AB 51 – Prohibits Employers From Requiring Arbitration Of FEHA Or Labor Code Claims As Condition Of Employment

Category: Public Agencies
Date: Oct 31, 2019 12:28 PM

AB 51 adds a new Section 432.6 to the Labor Code, which provides the following under subsection (a):

“A person shall not, as a condition of employment, continued employment, or the receipt of any employment-related benefit, require any applicant for employment or any employee to waive any right, forum, or procedure for a violation of any provision of the California Fair Employment and Housing Act (Part 2.8 (commencing with Section 12900) of Division 3 of Title 2 of the Government Code) or this code, including the right to file and pursue a civil action or a complaint with, or otherwise notify, any state agency, other public prosecutor, law enforcement agency, or any court or other governmental entity of any alleged violation.”

The general impact of the bill’s language will be to prohibit employers from requiring an applicant or employee to submit claims under the California Labor Code or the Fair Employment Housing Act (“FEHA”) to a mandatory arbitration agreement as a condition of employment.  The bill also clarifies that any employment arbitration agreement which requires an employee to affirmatively opt-out of the agreement in order to preserve their rights would be deemed a “condition of employment”.

AB 51 also prohibits an employer from threatening, retaliating, discriminating against, or terminating employees or applicants because they refused to waive any such right, forum, or procedure.  An employer found to be in violation of Section 432.6 may be subject to an unlawful employment practice under FEHA.  A court may award an impacted applicant/employee injunctive relief and any other remedies available, in addition to reasonable attorney’s fees.

There are limited exceptions to this new law for public employers.  The most relevant being that this new law does not apply to post dispute settlement agreements or negotiated severance agreements.  In addition, existing mandatory employment arbitration agreements in effect prior to January 1, 2020, are not impacted.  Rather, these new restrictions will apply only to contracts for employment entered into, modified, or extended on or after January 1, 2020.

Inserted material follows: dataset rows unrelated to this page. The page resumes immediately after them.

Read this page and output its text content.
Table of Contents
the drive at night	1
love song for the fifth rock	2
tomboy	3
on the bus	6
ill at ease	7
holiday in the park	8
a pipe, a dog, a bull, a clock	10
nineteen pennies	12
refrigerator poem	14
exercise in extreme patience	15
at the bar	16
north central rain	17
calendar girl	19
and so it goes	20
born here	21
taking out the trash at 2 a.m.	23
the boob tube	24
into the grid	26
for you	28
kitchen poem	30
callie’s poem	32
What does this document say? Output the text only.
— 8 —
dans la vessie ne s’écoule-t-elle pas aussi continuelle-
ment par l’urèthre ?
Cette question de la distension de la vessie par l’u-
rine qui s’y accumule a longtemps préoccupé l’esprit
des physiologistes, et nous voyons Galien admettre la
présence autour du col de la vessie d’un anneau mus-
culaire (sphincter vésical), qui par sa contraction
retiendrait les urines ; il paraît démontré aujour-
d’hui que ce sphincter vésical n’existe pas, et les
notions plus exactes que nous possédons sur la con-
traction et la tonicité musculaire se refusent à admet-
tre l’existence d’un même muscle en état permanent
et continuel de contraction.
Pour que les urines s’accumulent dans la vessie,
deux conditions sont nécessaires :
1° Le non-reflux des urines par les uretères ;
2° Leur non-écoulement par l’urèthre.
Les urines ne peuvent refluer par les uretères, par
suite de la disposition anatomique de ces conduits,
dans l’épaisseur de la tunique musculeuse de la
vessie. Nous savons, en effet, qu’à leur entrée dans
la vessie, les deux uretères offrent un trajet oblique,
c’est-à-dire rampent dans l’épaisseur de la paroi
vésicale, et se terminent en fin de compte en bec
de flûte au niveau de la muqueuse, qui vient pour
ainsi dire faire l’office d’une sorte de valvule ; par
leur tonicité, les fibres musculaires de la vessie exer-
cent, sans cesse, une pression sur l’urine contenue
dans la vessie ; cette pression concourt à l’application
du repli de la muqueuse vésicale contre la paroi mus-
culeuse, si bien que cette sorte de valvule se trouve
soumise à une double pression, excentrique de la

While this new law also indicates that it is not intended to invalidate a written arbitration agreement that is otherwise enforceable under the Federal Arbitration Act, it is not entirely clear what that means for mandatory arbitration agreements that would otherwise include waivers of the rights, forums, and procedures of Labor Code and FEHA claims.  As a result, it is unclear whether AB 51 will be preempted by the Federal Arbitration Act.  LCW anticipates legal challenges to AB 51 before the courts to clarify this issue.

While there are some legal arguments indicating that the Labor Code does not apply to public sector agencies unless expressly stated in the specific code section (which is not the case with AB 51), there are other cases that have found otherwise.  As a result, any public agencies who currently use mandatory arbitration employment agreements as a condition of employment must prepare to comply with AB 51 on January 1, 2020.  In order to comply with this law, employers will have a choice of either halting the practice of requiring employees and applicants to enter into arbitration agreements as a condition of employment altogether or to modify these arbitration agreements to make clear that FEHA and Labor Code claims are not subject to mandatory arbitration.   For employers who select the second option, LCW recommends working closely with legal counsel to have their arbitration agreements modified to comply with AB 51.  

(AB 51 adds Section 12953 to the Government Code and adds Section 432.6 to the Labor Code.)